Program Designed To Reduce Readmissions Imposed Significant Penalties on Hospitals Treating Disadvantaged Patients
Hospitals that treat large numbers of disadvantaged patients received significant financial penalties because they did not meet goals set by the Hospital Readmissions Reduction Program (HRRP), a part of the Affordable Care Act, an AHRQ study found. The analysis, published in the May issue of Health Affairs, found that financial penalties that hospitals endured under the HRRP limited the ability of those hospitals to engage in quality improvement efforts to reduce those penalties. The HRRP began imposing penalties in October 2012 on hospitals with higher-than-expected readmissions for heart attack, heart failure and pneumonia among fee-for-service Medicare beneficiaries. Previous research indicated that hospitals have been successful overall in reducing readmissions under the HRRP. This study found that in the first five years of the program, more than half of hospitals received penalties, which totaled $1.9 billion. But the penalty burden was greater among safety net hospitals that treated larger shares of Medicare or disadvantaged patients; were urban, large and for-profit; and had a major teaching component. Access the abstract.
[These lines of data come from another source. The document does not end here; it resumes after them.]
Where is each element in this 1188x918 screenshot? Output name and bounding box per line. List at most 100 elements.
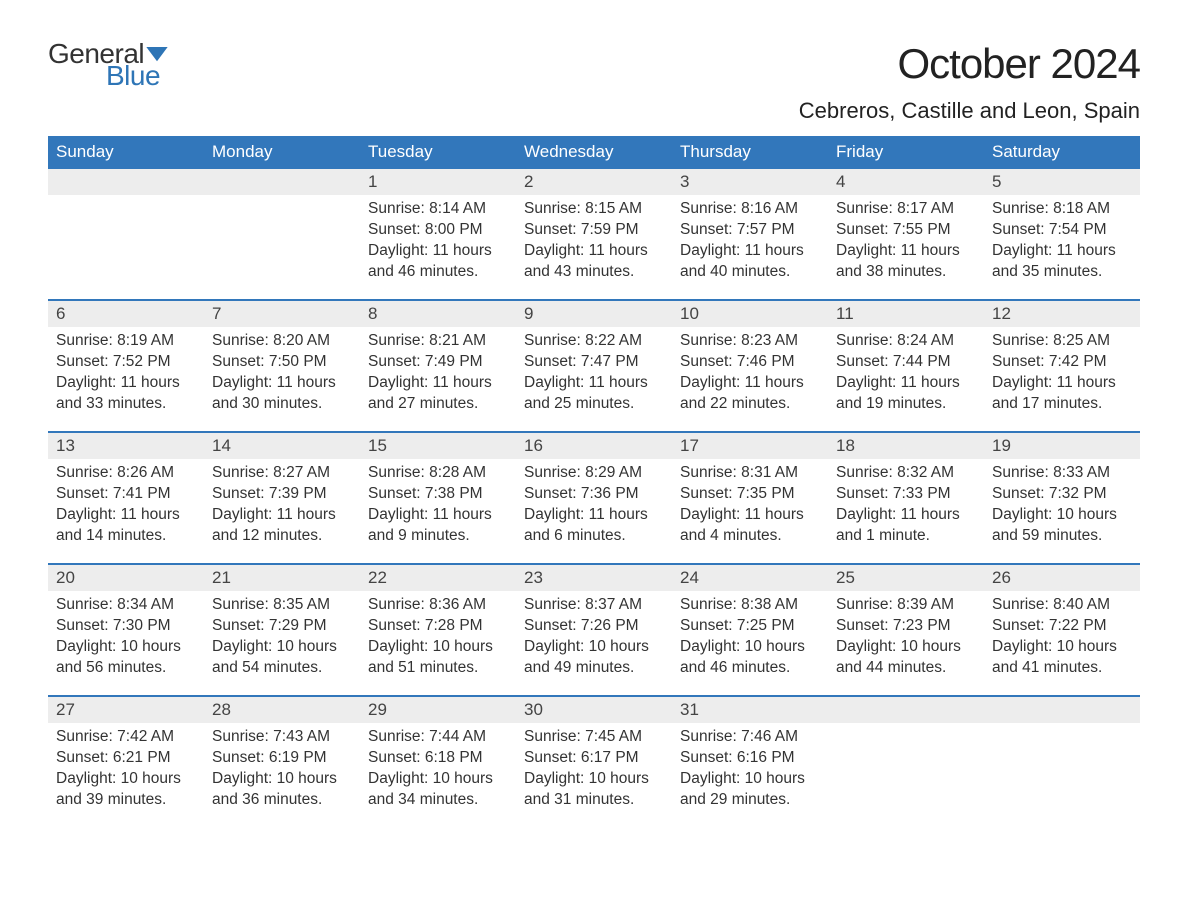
sunset-line: Sunset: 7:57 PM bbox=[680, 220, 820, 241]
daylight-line: Daylight: 11 hours and 9 minutes. bbox=[368, 505, 508, 547]
calendar-day: 23Sunrise: 8:37 AMSunset: 7:26 PMDayligh… bbox=[516, 565, 672, 695]
daylight-line: Daylight: 11 hours and 14 minutes. bbox=[56, 505, 196, 547]
day-details: Sunrise: 8:39 AMSunset: 7:23 PMDaylight:… bbox=[828, 591, 984, 691]
sunrise-line: Sunrise: 8:17 AM bbox=[836, 199, 976, 220]
sunrise-line: Sunrise: 8:19 AM bbox=[56, 331, 196, 352]
calendar-week: 1Sunrise: 8:14 AMSunset: 8:00 PMDaylight… bbox=[48, 169, 1140, 299]
sunset-line: Sunset: 7:52 PM bbox=[56, 352, 196, 373]
day-details: Sunrise: 8:28 AMSunset: 7:38 PMDaylight:… bbox=[360, 459, 516, 559]
calendar-day: 26Sunrise: 8:40 AMSunset: 7:22 PMDayligh… bbox=[984, 565, 1140, 695]
sunrise-line: Sunrise: 8:38 AM bbox=[680, 595, 820, 616]
day-details: Sunrise: 7:44 AMSunset: 6:18 PMDaylight:… bbox=[360, 723, 516, 823]
calendar-day: 28Sunrise: 7:43 AMSunset: 6:19 PMDayligh… bbox=[204, 697, 360, 827]
sunset-line: Sunset: 7:49 PM bbox=[368, 352, 508, 373]
daylight-line: Daylight: 10 hours and 54 minutes. bbox=[212, 637, 352, 679]
daylight-line: Daylight: 10 hours and 46 minutes. bbox=[680, 637, 820, 679]
daylight-line: Daylight: 10 hours and 39 minutes. bbox=[56, 769, 196, 811]
daylight-line: Daylight: 11 hours and 27 minutes. bbox=[368, 373, 508, 415]
calendar-day: 17Sunrise: 8:31 AMSunset: 7:35 PMDayligh… bbox=[672, 433, 828, 563]
day-number bbox=[984, 697, 1140, 723]
day-number: 7 bbox=[204, 301, 360, 327]
day-details: Sunrise: 8:33 AMSunset: 7:32 PMDaylight:… bbox=[984, 459, 1140, 559]
sunrise-line: Sunrise: 8:39 AM bbox=[836, 595, 976, 616]
calendar-day: 6Sunrise: 8:19 AMSunset: 7:52 PMDaylight… bbox=[48, 301, 204, 431]
title-block: October 2024 Cebreros, Castille and Leon… bbox=[799, 40, 1140, 124]
weekday-header-row: SundayMondayTuesdayWednesdayThursdayFrid… bbox=[48, 136, 1140, 169]
calendar-week: 20Sunrise: 8:34 AMSunset: 7:30 PMDayligh… bbox=[48, 563, 1140, 695]
sunrise-line: Sunrise: 8:26 AM bbox=[56, 463, 196, 484]
calendar-day: 25Sunrise: 8:39 AMSunset: 7:23 PMDayligh… bbox=[828, 565, 984, 695]
sunset-line: Sunset: 7:50 PM bbox=[212, 352, 352, 373]
day-number: 16 bbox=[516, 433, 672, 459]
sunset-line: Sunset: 8:00 PM bbox=[368, 220, 508, 241]
calendar-day: 27Sunrise: 7:42 AMSunset: 6:21 PMDayligh… bbox=[48, 697, 204, 827]
calendar-day: 4Sunrise: 8:17 AMSunset: 7:55 PMDaylight… bbox=[828, 169, 984, 299]
day-number: 15 bbox=[360, 433, 516, 459]
day-details: Sunrise: 8:19 AMSunset: 7:52 PMDaylight:… bbox=[48, 327, 204, 427]
sunset-line: Sunset: 7:35 PM bbox=[680, 484, 820, 505]
day-details: Sunrise: 8:37 AMSunset: 7:26 PMDaylight:… bbox=[516, 591, 672, 691]
calendar-day bbox=[984, 697, 1140, 827]
calendar-week: 13Sunrise: 8:26 AMSunset: 7:41 PMDayligh… bbox=[48, 431, 1140, 563]
calendar: SundayMondayTuesdayWednesdayThursdayFrid… bbox=[48, 136, 1140, 827]
day-number: 19 bbox=[984, 433, 1140, 459]
sunrise-line: Sunrise: 8:18 AM bbox=[992, 199, 1132, 220]
day-details: Sunrise: 8:21 AMSunset: 7:49 PMDaylight:… bbox=[360, 327, 516, 427]
sunset-line: Sunset: 7:28 PM bbox=[368, 616, 508, 637]
month-title: October 2024 bbox=[799, 40, 1140, 88]
day-number: 12 bbox=[984, 301, 1140, 327]
day-number: 1 bbox=[360, 169, 516, 195]
day-number: 6 bbox=[48, 301, 204, 327]
day-details: Sunrise: 8:17 AMSunset: 7:55 PMDaylight:… bbox=[828, 195, 984, 295]
sunrise-line: Sunrise: 8:15 AM bbox=[524, 199, 664, 220]
sunrise-line: Sunrise: 8:34 AM bbox=[56, 595, 196, 616]
sunrise-line: Sunrise: 8:37 AM bbox=[524, 595, 664, 616]
day-number: 21 bbox=[204, 565, 360, 591]
calendar-day: 29Sunrise: 7:44 AMSunset: 6:18 PMDayligh… bbox=[360, 697, 516, 827]
sunrise-line: Sunrise: 8:20 AM bbox=[212, 331, 352, 352]
calendar-day: 14Sunrise: 8:27 AMSunset: 7:39 PMDayligh… bbox=[204, 433, 360, 563]
day-number: 3 bbox=[672, 169, 828, 195]
day-number: 18 bbox=[828, 433, 984, 459]
sunset-line: Sunset: 7:41 PM bbox=[56, 484, 196, 505]
day-details: Sunrise: 8:16 AMSunset: 7:57 PMDaylight:… bbox=[672, 195, 828, 295]
daylight-line: Daylight: 11 hours and 4 minutes. bbox=[680, 505, 820, 547]
sunrise-line: Sunrise: 8:16 AM bbox=[680, 199, 820, 220]
day-number: 5 bbox=[984, 169, 1140, 195]
calendar-day: 18Sunrise: 8:32 AMSunset: 7:33 PMDayligh… bbox=[828, 433, 984, 563]
sunrise-line: Sunrise: 8:32 AM bbox=[836, 463, 976, 484]
calendar-day: 15Sunrise: 8:28 AMSunset: 7:38 PMDayligh… bbox=[360, 433, 516, 563]
day-details: Sunrise: 8:24 AMSunset: 7:44 PMDaylight:… bbox=[828, 327, 984, 427]
sunset-line: Sunset: 6:16 PM bbox=[680, 748, 820, 769]
sunrise-line: Sunrise: 8:25 AM bbox=[992, 331, 1132, 352]
day-details: Sunrise: 8:40 AMSunset: 7:22 PMDaylight:… bbox=[984, 591, 1140, 691]
sunset-line: Sunset: 7:22 PM bbox=[992, 616, 1132, 637]
sunrise-line: Sunrise: 8:22 AM bbox=[524, 331, 664, 352]
day-number: 13 bbox=[48, 433, 204, 459]
calendar-day: 8Sunrise: 8:21 AMSunset: 7:49 PMDaylight… bbox=[360, 301, 516, 431]
sunrise-line: Sunrise: 8:14 AM bbox=[368, 199, 508, 220]
sunrise-line: Sunrise: 8:29 AM bbox=[524, 463, 664, 484]
sunrise-line: Sunrise: 8:31 AM bbox=[680, 463, 820, 484]
day-number: 28 bbox=[204, 697, 360, 723]
calendar-day: 19Sunrise: 8:33 AMSunset: 7:32 PMDayligh… bbox=[984, 433, 1140, 563]
calendar-day: 16Sunrise: 8:29 AMSunset: 7:36 PMDayligh… bbox=[516, 433, 672, 563]
daylight-line: Daylight: 10 hours and 29 minutes. bbox=[680, 769, 820, 811]
logo: General Blue bbox=[48, 40, 168, 90]
day-number: 14 bbox=[204, 433, 360, 459]
daylight-line: Daylight: 11 hours and 12 minutes. bbox=[212, 505, 352, 547]
day-details: Sunrise: 8:36 AMSunset: 7:28 PMDaylight:… bbox=[360, 591, 516, 691]
daylight-line: Daylight: 10 hours and 56 minutes. bbox=[56, 637, 196, 679]
sunset-line: Sunset: 7:42 PM bbox=[992, 352, 1132, 373]
day-number: 27 bbox=[48, 697, 204, 723]
daylight-line: Daylight: 11 hours and 17 minutes. bbox=[992, 373, 1132, 415]
sunset-line: Sunset: 7:32 PM bbox=[992, 484, 1132, 505]
calendar-day: 10Sunrise: 8:23 AMSunset: 7:46 PMDayligh… bbox=[672, 301, 828, 431]
daylight-line: Daylight: 11 hours and 22 minutes. bbox=[680, 373, 820, 415]
day-number: 31 bbox=[672, 697, 828, 723]
sunrise-line: Sunrise: 7:43 AM bbox=[212, 727, 352, 748]
sunrise-line: Sunrise: 8:27 AM bbox=[212, 463, 352, 484]
sunset-line: Sunset: 6:19 PM bbox=[212, 748, 352, 769]
day-number: 30 bbox=[516, 697, 672, 723]
day-details: Sunrise: 8:34 AMSunset: 7:30 PMDaylight:… bbox=[48, 591, 204, 691]
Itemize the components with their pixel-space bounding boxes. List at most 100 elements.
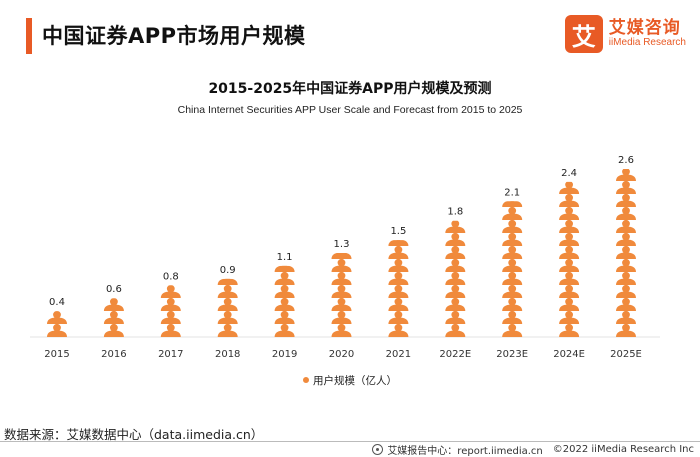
person-icon [502,201,523,207]
person-icon [331,258,352,272]
person-icon [388,245,409,259]
bar [445,220,466,337]
person-icon [559,219,580,233]
person-icon [331,271,352,285]
report-center-icon [372,444,384,455]
person-icon [445,271,466,285]
person-icon [616,193,636,207]
person-icon [616,206,636,220]
x-tick-label: 2024E [553,349,585,360]
person-icon [103,298,124,311]
data-label: 1.8 [447,207,463,218]
logo-en: iiMedia Research [608,36,686,48]
person-icon [616,323,636,337]
legend-swatch [303,377,309,383]
person-icon [47,323,67,337]
x-tick-label: 2021 [386,349,411,360]
person-icon [616,284,636,298]
person-icon [502,245,523,259]
bar [217,278,238,337]
person-icon [445,284,466,298]
person-icon [274,297,295,311]
person-icon [274,310,295,324]
bar [274,265,295,337]
x-tick-label: 2017 [158,349,183,360]
person-icon [217,297,238,311]
person-icon [616,297,636,311]
person-icon [616,245,636,259]
person-icon [47,311,67,324]
person-icon [445,245,466,259]
person-icon [502,297,523,311]
data-label: 0.6 [106,284,122,295]
x-tick-label: 2023E [496,349,528,360]
page-title: 中国证券APP市场用户规模 [42,24,306,48]
person-icon [559,206,580,220]
chart-legend: 用户规模（亿人） [0,373,700,388]
data-label: 0.8 [163,271,179,282]
x-tick-label: 2018 [215,349,240,360]
footer-divider [0,441,700,442]
person-icon [331,253,352,259]
data-label: 1.1 [277,252,293,263]
x-tick-label: 2016 [101,349,126,360]
person-icon [559,193,580,207]
person-icon [331,323,352,337]
person-icon [160,297,181,311]
person-icon [616,169,636,181]
x-tick-label: 2020 [329,349,354,360]
person-icon [502,310,523,324]
person-icon [217,284,238,298]
person-icon [502,284,523,298]
x-tick-label: 2019 [272,349,297,360]
person-icon [388,284,409,298]
person-icon [616,258,636,272]
person-icon [502,219,523,233]
person-icon [502,271,523,285]
report-site: 艾媒报告中心：report.iimedia.cn [387,446,543,457]
person-icon [445,258,466,272]
person-icon [559,297,580,311]
person-icon [445,232,466,246]
person-icon [445,323,466,337]
person-icon [445,310,466,324]
data-label: 1.5 [390,226,406,237]
person-icon [103,310,124,324]
title-accent-bar [26,18,32,54]
person-icon [502,206,523,220]
x-tick-label: 2025E [610,349,642,360]
person-icon [616,219,636,233]
person-icon [559,181,580,194]
person-icon [616,310,636,324]
bar [160,285,181,337]
logo-cn: 艾媒咨询 [608,17,681,38]
brand-logo: 艾 艾媒咨询 iiMedia Research [564,12,686,56]
data-label: 2.6 [618,155,634,166]
person-icon [445,297,466,311]
person-icon [274,284,295,298]
person-icon [388,323,409,337]
person-icon [616,180,636,194]
bar [616,169,636,337]
data-label: 0.9 [220,265,236,276]
person-icon [388,271,409,285]
person-icon [388,310,409,324]
person-icon [160,323,181,337]
person-icon [103,323,124,337]
bar [502,201,523,337]
person-icon [559,258,580,272]
person-icon [559,310,580,324]
data-label: 2.4 [561,168,577,179]
person-icon [274,323,295,337]
person-icon [502,232,523,246]
person-icon [160,285,181,298]
person-icon [331,284,352,298]
person-icon [274,271,295,285]
person-icon [331,297,352,311]
person-icon [559,284,580,298]
legend-label: 用户规模（亿人） [313,375,397,387]
copyright: ©2022 iiMedia Research Inc [552,444,694,455]
chart-subtitle: China Internet Securities APP User Scale… [177,104,523,116]
person-icon [217,323,238,337]
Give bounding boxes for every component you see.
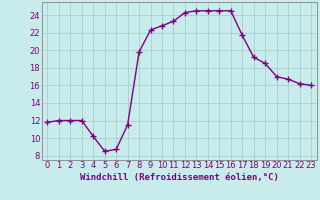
X-axis label: Windchill (Refroidissement éolien,°C): Windchill (Refroidissement éolien,°C) bbox=[80, 173, 279, 182]
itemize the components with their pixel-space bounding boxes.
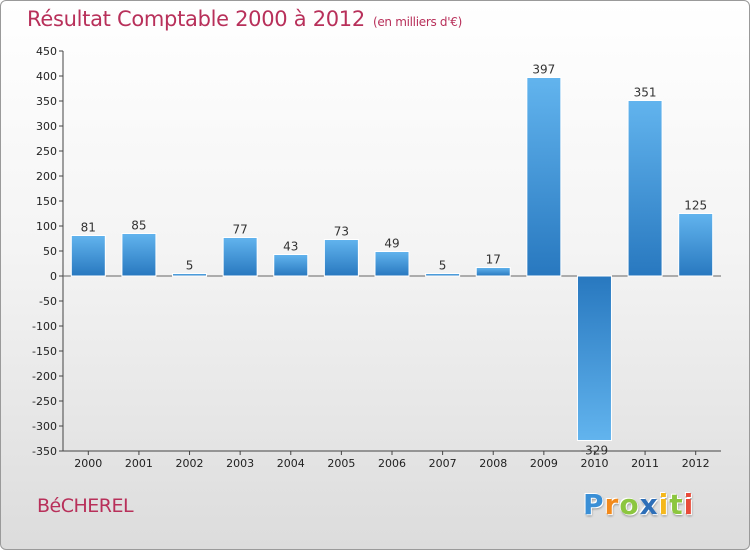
bar [323,239,359,277]
x-tick-label: 2001 [125,457,153,470]
bar-value-label: 5 [439,259,447,273]
bar-value-label: 85 [131,219,146,233]
bar-value-label: 43 [283,240,298,254]
x-tick-label: 2004 [277,457,305,470]
bar [475,267,511,277]
y-tick-label: -250 [32,395,57,408]
bar-value-label: 125 [684,199,707,213]
bar-value-label: 81 [81,221,96,235]
y-tick-label: -300 [32,420,57,433]
bar-value-label: 17 [486,253,501,267]
y-tick-label: -350 [32,445,57,458]
x-tick-label: 2008 [479,457,507,470]
x-tick-label: 2006 [378,457,406,470]
y-tick-label: 350 [36,95,57,108]
logo-letter: x [639,488,659,521]
chart-title: Résultat Comptable 2000 à 2012 (en millie… [27,7,462,31]
bar [374,251,410,277]
y-tick-label: 0 [50,270,57,283]
y-tick-label: -200 [32,370,57,383]
chart-subtitle: (en milliers d'€) [372,15,462,29]
bar-value-label: 397 [532,63,555,77]
logo-letter: i [658,488,670,521]
y-tick-label: -100 [32,320,57,333]
bar [425,273,461,277]
x-tick-label: 2007 [429,457,457,470]
logo-letter: P [583,488,605,521]
y-tick-label: 50 [43,245,57,258]
bar [526,77,562,277]
bar [273,254,309,277]
x-tick-label: 2011 [631,457,659,470]
x-tick-label: 2003 [226,457,254,470]
x-tick-label: 2010 [580,457,608,470]
y-tick-label: 200 [36,170,57,183]
bar [576,275,612,441]
x-tick-label: 2005 [327,457,355,470]
bar-value-label: 49 [384,237,399,251]
y-tick-label: 400 [36,70,57,83]
place-name: BéCHEREL [37,495,134,517]
x-tick-label: 2009 [530,457,558,470]
logo-letter: t [669,488,684,521]
bar-value-label: 5 [186,259,194,273]
logo-letter: i [683,488,695,521]
y-tick-label: 100 [36,220,57,233]
y-tick-label: 250 [36,145,57,158]
logo-letter: r [604,488,620,521]
y-tick-label: 300 [36,120,57,133]
bar [172,273,208,277]
bar-value-label: 77 [233,223,248,237]
bar [121,233,157,277]
y-tick-label: 450 [36,45,57,58]
y-tick-label: 150 [36,195,57,208]
bar [222,237,258,277]
logo-letter: o [619,488,640,521]
bar [678,213,714,277]
proxiti-logo: Proxiti [583,488,694,521]
y-tick-label: -50 [39,295,57,308]
bar-value-label: 351 [634,86,657,100]
x-tick-label: 2000 [74,457,102,470]
y-tick-label: -150 [32,345,57,358]
x-tick-label: 2012 [682,457,710,470]
bar [627,100,663,277]
bar-value-label: 73 [334,225,349,239]
bar-value-label: -329 [581,444,608,458]
bar [70,235,106,277]
x-tick-label: 2002 [176,457,204,470]
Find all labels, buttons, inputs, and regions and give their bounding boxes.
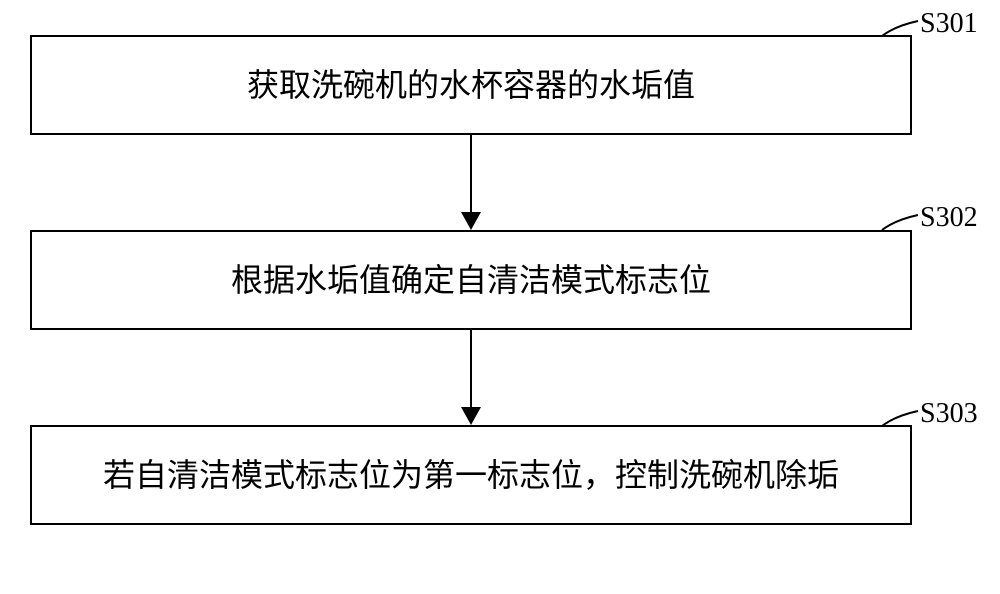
label-tick-s303 — [880, 408, 920, 428]
step-text-s301: 获取洗碗机的水杯容器的水垢值 — [247, 63, 695, 108]
step-text-s302: 根据水垢值确定自清洁模式标志位 — [231, 258, 711, 303]
step-text-s303: 若自清洁模式标志位为第一标志位，控制洗碗机除垢 — [103, 453, 839, 498]
arrow-line — [470, 330, 472, 407]
step-label-s302: S302 — [920, 202, 978, 234]
step-label-s303: S303 — [920, 398, 978, 430]
flowchart-container: 获取洗碗机的水杯容器的水垢值 S301 根据水垢值确定自清洁模式标志位 S302… — [0, 0, 1000, 594]
label-tick-s302 — [880, 212, 920, 232]
step-box-s303: 若自清洁模式标志位为第一标志位，控制洗碗机除垢 — [30, 425, 912, 525]
arrow-head — [461, 212, 481, 230]
arrow-line — [470, 135, 472, 212]
label-tick-s301 — [880, 18, 920, 38]
step-box-s302: 根据水垢值确定自清洁模式标志位 — [30, 230, 912, 330]
arrow-s302-s303 — [461, 330, 481, 425]
arrow-s301-s302 — [461, 135, 481, 230]
step-label-s301: S301 — [920, 8, 978, 40]
arrow-head — [461, 407, 481, 425]
step-box-s301: 获取洗碗机的水杯容器的水垢值 — [30, 35, 912, 135]
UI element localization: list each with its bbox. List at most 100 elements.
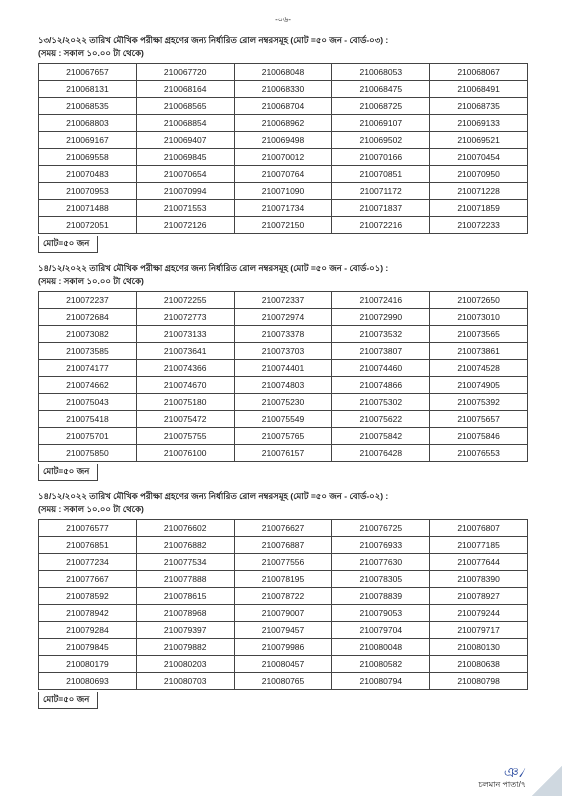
roll-cell: 210069558 — [39, 148, 137, 165]
roll-cell: 210071488 — [39, 199, 137, 216]
roll-cell: 210075549 — [234, 410, 332, 427]
table-row: 2100688032100688542100689622100691072100… — [39, 114, 528, 131]
roll-cell: 210079704 — [332, 621, 430, 638]
roll-cell: 210070654 — [136, 165, 234, 182]
roll-cell: 210069502 — [332, 131, 430, 148]
table-row: 2100757012100757552100757652100758422100… — [39, 427, 528, 444]
page-number: -০৬- — [38, 14, 528, 27]
roll-cell: 210075850 — [39, 444, 137, 461]
table-row: 2100735852100736412100737032100738072100… — [39, 342, 528, 359]
roll-cell: 210078839 — [332, 587, 430, 604]
roll-cell: 210078942 — [39, 604, 137, 621]
roll-cell: 210069407 — [136, 131, 234, 148]
roll-cell: 210076807 — [430, 519, 528, 536]
roll-cell: 210079397 — [136, 621, 234, 638]
table-row: 2100758502100761002100761572100764282100… — [39, 444, 528, 461]
roll-cell: 210073010 — [430, 308, 528, 325]
roll-cell: 210072990 — [332, 308, 430, 325]
roll-cell: 210077888 — [136, 570, 234, 587]
roll-cell: 210076577 — [39, 519, 137, 536]
roll-cell: 210072237 — [39, 291, 137, 308]
roll-cell: 210077556 — [234, 553, 332, 570]
roll-cell: 210071090 — [234, 182, 332, 199]
roll-cell: 210079007 — [234, 604, 332, 621]
roll-cell: 210078195 — [234, 570, 332, 587]
table-row: 2100730822100731332100733782100735322100… — [39, 325, 528, 342]
roll-cell: 210076428 — [332, 444, 430, 461]
table-row: 2100798452100798822100799862100800482100… — [39, 638, 528, 655]
roll-cell: 210075302 — [332, 393, 430, 410]
table-row: 2100704832100706542100707642100708512100… — [39, 165, 528, 182]
section-total: মোট=৫০ জন — [38, 464, 98, 481]
roll-cell: 210074528 — [430, 359, 528, 376]
roll-cell: 210069498 — [234, 131, 332, 148]
roll-cell: 210077185 — [430, 536, 528, 553]
roll-cell: 210068704 — [234, 97, 332, 114]
roll-cell: 210068491 — [430, 80, 528, 97]
roll-cell: 210068735 — [430, 97, 528, 114]
roll-cell: 210079882 — [136, 638, 234, 655]
roll-cell: 210072337 — [234, 291, 332, 308]
roll-cell: 210072255 — [136, 291, 234, 308]
table-row: 2100792842100793972100794572100797042100… — [39, 621, 528, 638]
roll-cell: 210069845 — [136, 148, 234, 165]
table-row: 2100750432100751802100752302100753022100… — [39, 393, 528, 410]
roll-cell: 210073585 — [39, 342, 137, 359]
roll-cell: 210073861 — [430, 342, 528, 359]
footer-signature-block: ঞ৴ চলমান পাতা/৭ — [478, 768, 526, 792]
roll-cell: 210072051 — [39, 216, 137, 233]
roll-cell: 210070994 — [136, 182, 234, 199]
roll-cell: 210079986 — [234, 638, 332, 655]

Most Hospitals Received Annual Penalties For Excess Readmissions, But Some Fared Better Than Others
Abstract
The Hospital Readmissions Reduction Program (HRRP) initiated by the Affordable Care Act levies financial penalties against hospitals with excess thirty-day Medicare readmissions. We sought to understand the penalty burden over the program’s first five years, focusing on characteristics of hospitals that received penalties during all five years, how penalties changed over time, and the relationship between baseline and subsequent performance. More than half of participating hospitals were penalized by the Centers for Medicare and Medicaid Services in all five years of the program. From fiscal years 2013 to 2017, the growth in average penalties was modest, doubling from 0.29 percent to 0.60 percent, despite increasing opportunities for penalization. The penalty burden was greater in hospitals that were urban, major teaching, large, or for-profit and that treated larger shares of Medicare or socioeconomically disadvantaged patients. Surprisingly, hospitals treating greater proportions of medically complex Medicare patients had a lower cumulative penalty burden compared to those treating fewer proportions of these patients. Lastly, we found that hospitals with high baseline penalties in the first year continued to receive significantly higher penalties in subsequent years. For many hospitals, the HRRP leads to persistent penalization and limited capacity to reduce penalty burden. Alternative structures might avoid persistent penalization, while still motivating reductions in hospital readmissions.